# Isentropic Process

### Isentropic Process

Isentropic means constant entropy. A process during which the entropy remains constant is called an isentropic process, which is characterized by ΔS = 0 Or S₁ = S₂ for a process 1 – 2.

If a process is both reversible and adiabatic, then it is an isentropic process. An isentropic process is an idealization of an actual process and serves as a limiting case for an actual process.

$$\operatorname{Re}versible\,\,\Rightarrow \,dS=\,{{\int\limits_{1}^{2}{\left( \frac{\delta Q}{T} \right)}}_{rev}}$$

⇒ dS = 0

Example: Isentropic Expansion in Gas Turbine Assume an isentropic expansion of helium (3 → 4) in a gas turbine. Since helium behaves almost as an ideal gas, use the ideal gas law to calculate outlet temperature of the gas (T₄). In this turbine the high-pressure stage receives gas (point 3 at the figure: P₃ = 6.7 MPa; T₃ = 1190 K (917°C) from a heat exchanger and exhaust it to another heat exchanger, where the outlet pressure is P₄ = 2.78 MPa (point 4).
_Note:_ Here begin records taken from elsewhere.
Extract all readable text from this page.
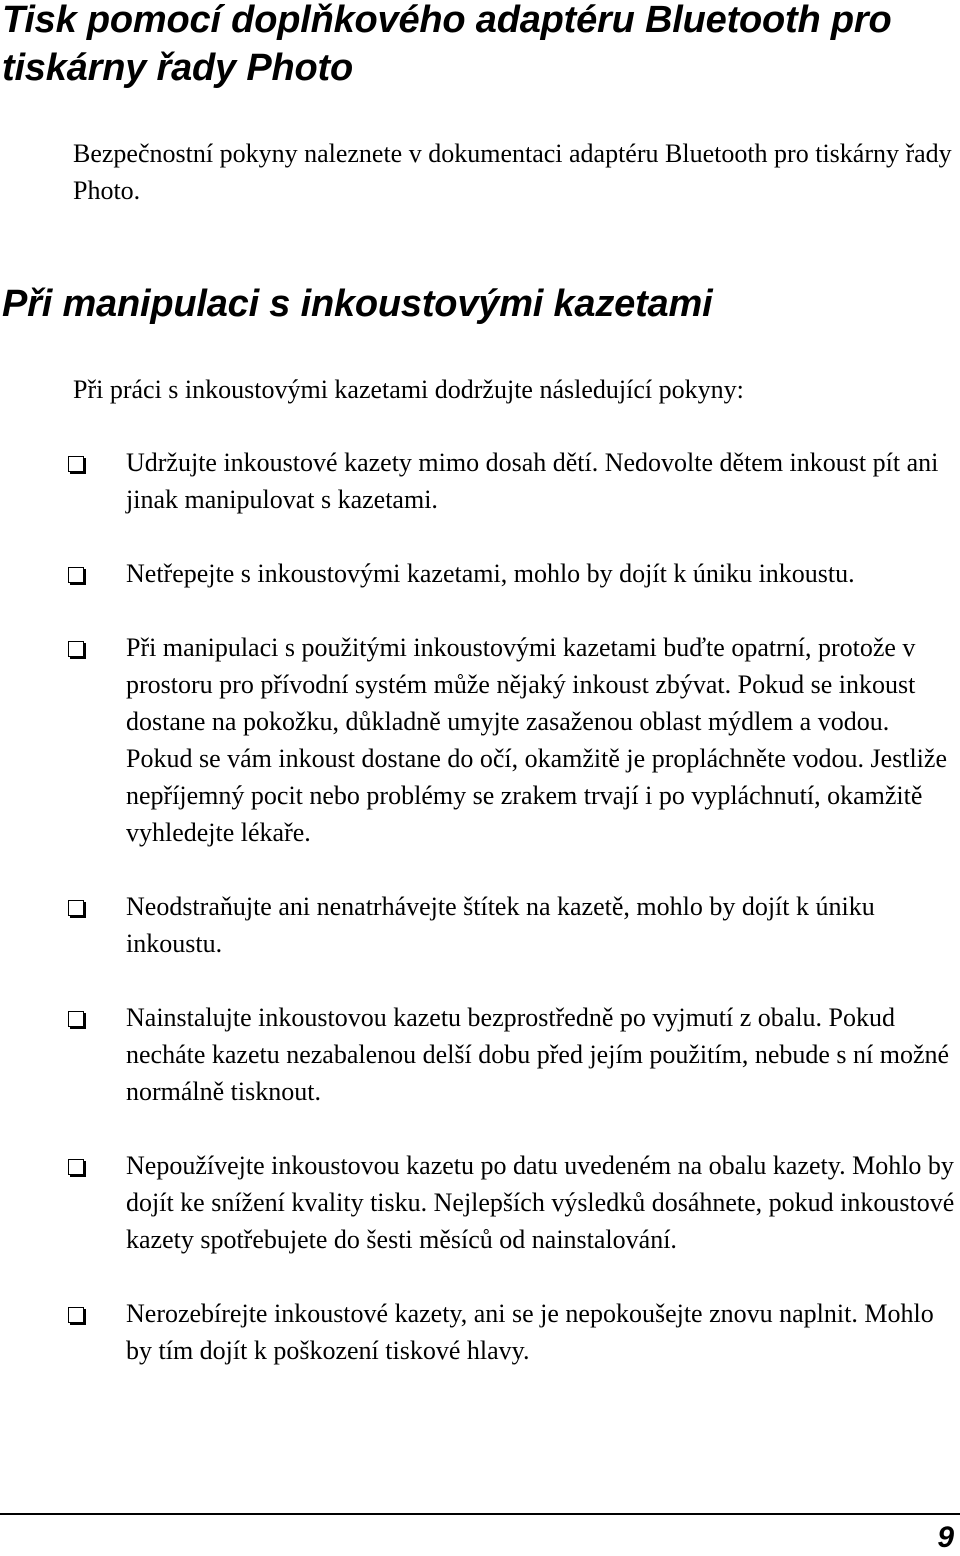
Tisk pomocí doplňkového adaptéru Bluetooth pro tiskárny řady Photo

Bezpečnostní pokyny naleznete v dokumentaci adaptéru Bluetooth pro tiskárny řady Photo.

Při manipulaci s inkoustovými kazetami

Při práci s inkoustovými kazetami dodržujte následující pokyny:

Udržujte inkoustové kazety mimo dosah dětí. Nedovolte dětem inkoust pít ani jinak manipulovat s kazetami.
Netřepejte s inkoustovými kazetami, mohlo by dojít k úniku inkoustu.
Při manipulaci s použitými inkoustovými kazetami buďte opatrní, protože v prostoru pro přívodní systém může nějaký inkoust zbývat. Pokud se inkoust dostane na pokožku, důkladně umyjte zasaženou oblast mýdlem a vodou. Pokud se vám inkoust dostane do očí, okamžitě je propláchněte vodou. Jestliže nepříjemný pocit nebo problémy se zrakem trvají i po vypláchnutí, okamžitě vyhledejte lékaře.
Neodstraňujte ani nenatrhávejte štítek na kazetě, mohlo by dojít k úniku inkoustu.
Nainstalujte inkoustovou kazetu bezprostředně po vyjmutí z obalu. Pokud necháte kazetu nezabalenou delší dobu před jejím použitím, nebude s ní možné normálně tisknout.
Nepoužívejte inkoustovou kazetu po datu uvedeném na obalu kazety. Mohlo by dojít ke snížení kvality tisku. Nejlepších výsledků dosáhnete, pokud inkoustové kazety spotřebujete do šesti měsíců od nainstalování.
Nerozebírejte inkoustové kazety, ani se je nepokoušejte znovu naplnit. Mohlo by tím dojít k poškození tiskové hlavy.
9
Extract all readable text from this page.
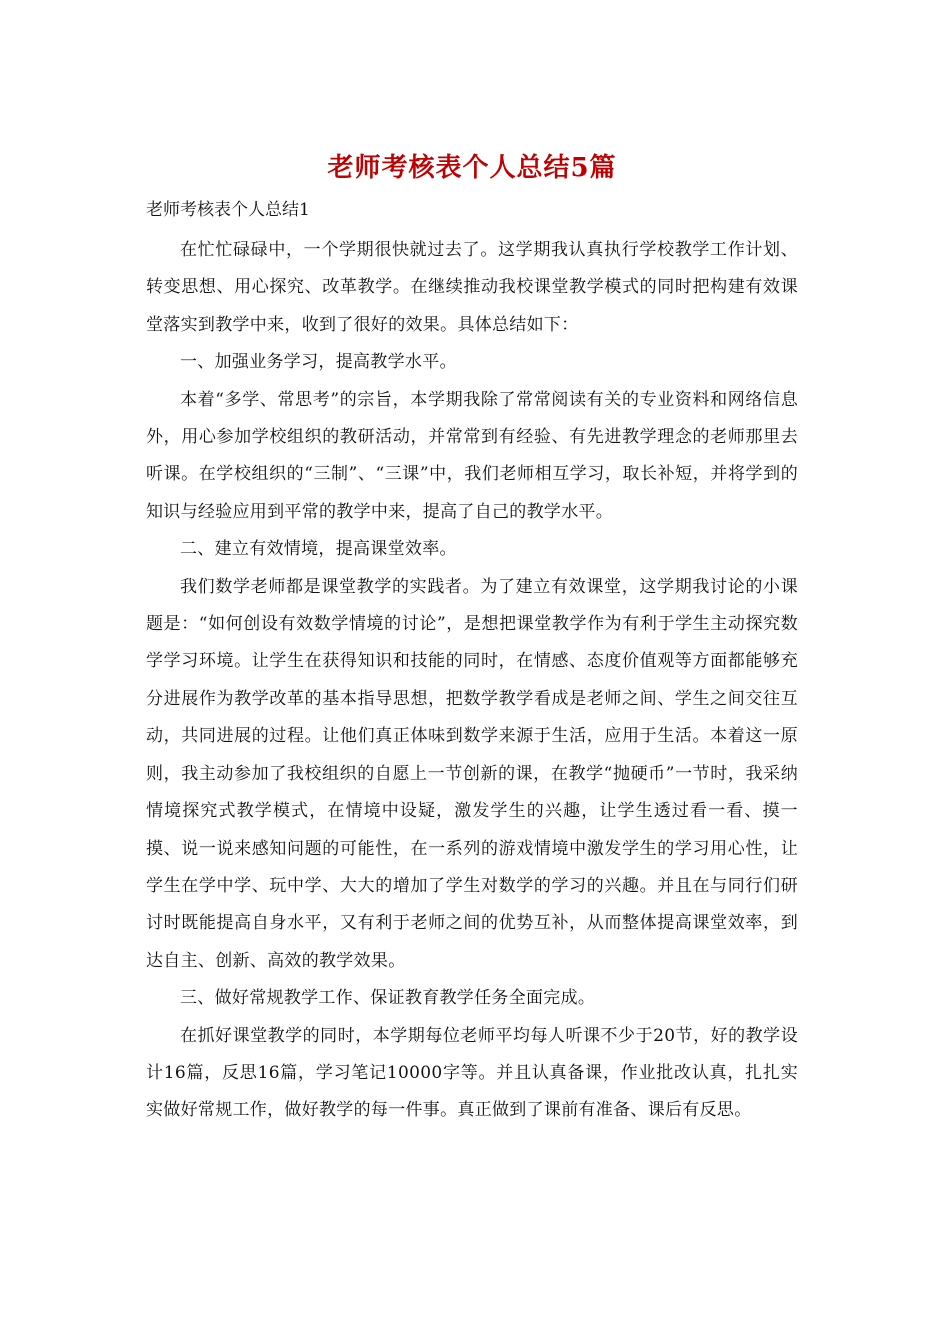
老师考核表个人总结5篇
老师考核表个人总结1

在忙忙碌碌中，一个学期很快就过去了。这学期我认真执行学校教学工作计划、转变思想、用心探究、改革教学。在继续推动我校课堂教学模式的同时把构建有效课堂落实到教学中来，收到了很好的效果。具体总结如下：

一、加强业务学习，提高教学水平。

本着“多学、常思考”的宗旨，本学期我除了常常阅读有关的专业资料和网络信息外，用心参加学校组织的教研活动，并常常到有经验、有先进教学理念的老师那里去听课。在学校组织的“三制”、“三课”中，我们老师相互学习，取长补短，并将学到的知识与经验应用到平常的教学中来，提高了自己的教学水平。

二、建立有效情境，提高课堂效率。

我们数学老师都是课堂教学的实践者。为了建立有效课堂，这学期我讨论的小课题是：“如何创设有效数学情境的讨论”，是想把课堂教学作为有利于学生主动探究数学学习环境。让学生在获得知识和技能的同时，在情感、态度价值观等方面都能够充分进展作为教学改革的基本指导思想，把数学教学看成是老师之间、学生之间交往互动，共同进展的过程。让他们真正体味到数学来源于生活，应用于生活。本着这一原则，我主动参加了我校组织的自愿上一节创新的课，在教学“抛硬币”一节时，我采纳情境探究式教学模式，在情境中设疑，激发学生的兴趣，让学生透过看一看、摸一摸、说一说来感知问题的可能性，在一系列的游戏情境中激发学生的学习用心性，让学生在学中学、玩中学、大大的增加了学生对数学的学习的兴趣。并且在与同行们研讨时既能提高自身水平，又有利于老师之间的优势互补，从而整体提高课堂效率，到达自主、创新、高效的教学效果。

三、做好常规教学工作、保证教育教学任务全面完成。

在抓好课堂教学的同时，本学期每位老师平均每人听课不少于20节，好的教学设计16篇，反思16篇，学习笔记10000字等。并且认真备课，作业批改认真，扎扎实实做好常规工作，做好教学的每一件事。真正做到了课前有准备、课后有反思。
Explanation: The outlet temperature of the gas, T₄ can be calculated using P, V, T relation for isentropic process (reversible adiabatic process):

$$\frac{{{P}_{1}}}{{{P}_{2}}}\,=\,{{\left[ \frac{{{V}_{2}}}{{{V}_{1}}} \right]}^{k}}\,=\,{{\left[ \frac{{{T}_{1}}}{{{T}_{2}}} \right]}^{\frac{k}{k-1}}}$$,

In this equation the factor for helium is equal to $$k\,=\,\frac{{{C}_{p}}}{{{C}_{v}}}\,=\,1.66$$. From the previous equation follows that the outlet temperature of the gas, T₄ is:

$${{T}_{4}}\,=\,{{\left[ \frac{{{P}_{4}}}{{{P}_{3}}} \right]}^{\frac{k-1}{k}}}\times {{T}_{3}}\,=\,{{\left[ \frac{2.78}{6.7} \right]}^{\frac{0.66}{1.66}}}\times 1190\,=\,839K\,$$.